Although tattooing as a form of self-expression is at least 5,000 years old, it is now widespread. The risk of an infection from a tattoo is small but real. Up to 5% of tattooed people develop a bacterial infection. Allergic reactions to the inks can also occur, the report noted.
But it is the long-term effects of the ink that is cause for concern. Little is known about long-term effects like organ toxicity or cancer, according to the study. With the rise in the popularity of tattoos, there are many new colors and very large tattoos have become more common. In most countries, tattoo inks are classified as cosmetics, but cosmetics sit on top of the skin and are not injected into the skin.
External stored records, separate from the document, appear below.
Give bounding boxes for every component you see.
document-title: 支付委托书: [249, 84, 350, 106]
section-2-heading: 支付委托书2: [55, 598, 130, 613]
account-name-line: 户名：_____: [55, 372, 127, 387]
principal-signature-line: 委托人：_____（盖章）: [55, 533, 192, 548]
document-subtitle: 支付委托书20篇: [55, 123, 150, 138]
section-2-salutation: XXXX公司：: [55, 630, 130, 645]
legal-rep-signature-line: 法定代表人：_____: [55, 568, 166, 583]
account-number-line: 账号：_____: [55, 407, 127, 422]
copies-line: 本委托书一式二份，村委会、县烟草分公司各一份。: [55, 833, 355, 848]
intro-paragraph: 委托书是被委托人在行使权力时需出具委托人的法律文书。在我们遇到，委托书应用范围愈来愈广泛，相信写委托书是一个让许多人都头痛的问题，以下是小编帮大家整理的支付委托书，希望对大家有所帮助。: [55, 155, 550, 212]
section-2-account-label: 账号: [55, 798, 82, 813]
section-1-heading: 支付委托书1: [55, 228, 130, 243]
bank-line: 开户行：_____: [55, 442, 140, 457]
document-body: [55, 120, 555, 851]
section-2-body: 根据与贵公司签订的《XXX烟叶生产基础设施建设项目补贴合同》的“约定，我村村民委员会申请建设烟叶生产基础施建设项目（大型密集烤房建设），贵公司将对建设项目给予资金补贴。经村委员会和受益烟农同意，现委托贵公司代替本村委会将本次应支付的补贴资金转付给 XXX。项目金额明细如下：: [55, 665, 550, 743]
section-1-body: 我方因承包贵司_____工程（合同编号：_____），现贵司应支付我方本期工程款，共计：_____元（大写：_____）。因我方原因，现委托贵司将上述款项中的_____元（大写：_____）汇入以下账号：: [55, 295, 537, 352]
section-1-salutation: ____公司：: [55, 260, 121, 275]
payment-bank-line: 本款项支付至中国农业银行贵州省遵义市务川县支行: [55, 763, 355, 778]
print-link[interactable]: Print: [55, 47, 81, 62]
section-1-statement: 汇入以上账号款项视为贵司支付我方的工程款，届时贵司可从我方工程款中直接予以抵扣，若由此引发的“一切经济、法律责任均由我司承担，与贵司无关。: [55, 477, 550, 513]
There are no industry standards for the ingredients in tattoo inks. Modern tattoo inks mostly are made up of organic pigments (as in organic chemistry, not organic gardening). They may also contain preservatives and contaminants like nickel, arsenic and lead.
There is also very little study of what happens to ink when it is inserted into the skin. Some ink is carried away from the skin and into the rest of the body. This is why older tattoos do not look at bright as new ones. Examinations of decades-old tattoos on deceased people have found that up to 90% of the ink is gone from the skin. It is not known where that ink goes or how it is carried away.
Tattoo parlors are regulated by the states. Some states require tattoo artists to have many hours of study in an apprenticeship with a trained tattoo artist. Others just require training in infection control and sterile technique.